Efficient and scalable data evolution with column oriented databases
Abstract
Database evolution is the process of updating the schema of a database or data warehouse (schema evolution) and evolving the data to the updated schema (data evolution). It is often desired or necessitated when changes occur to the data or the query workload, the initial schema was not carefully designed, or more knowledge of the database is known and a better schema is concluded. The Wikipedia database, for example, has had more than 170 versions in the past 5 years [8]. Unfortunately, although much research has been done on the schema evolution part, data evolution has long been a prohibitively expensive process, which essentially evolves the data by executing SQL queries and re-constructing indexes.
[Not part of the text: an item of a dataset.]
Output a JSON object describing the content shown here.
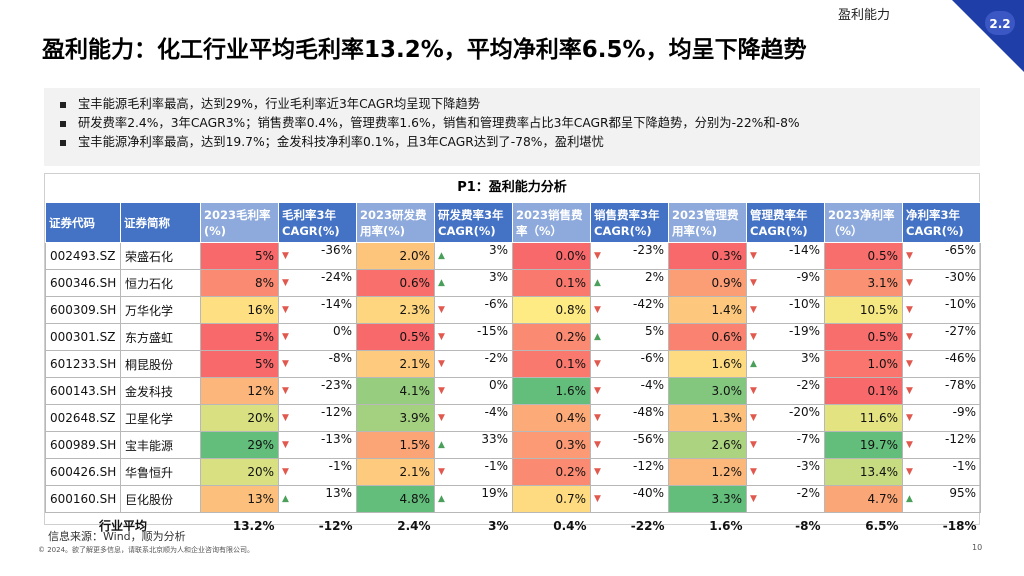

This prevents databases from being flexibly and frequently changed based on the need and forces schema designers, who cannot afford mistakes, to be highly cautious. Techniques that enable efficient data evolution will undoubtedly make life much easier. In this paper, we study the efficiency of data evolution, and discuss the techniques for data evolution on column oriented databases, which store each attribute, rather than each tuple, contiguously. We show that column oriented databases have a better potential than traditional row oriented databases for supporting data evolution, and propose a novel data-level data evolution framework on column oriented databases. Our approach, as suggested by experimental evaluations on real and synthetic data, is much more efficient than the query-level data evolution on both row and column oriented databases, which involves unnecessary access of irrelevant data, materializing intermediate results and re-constructing indexes.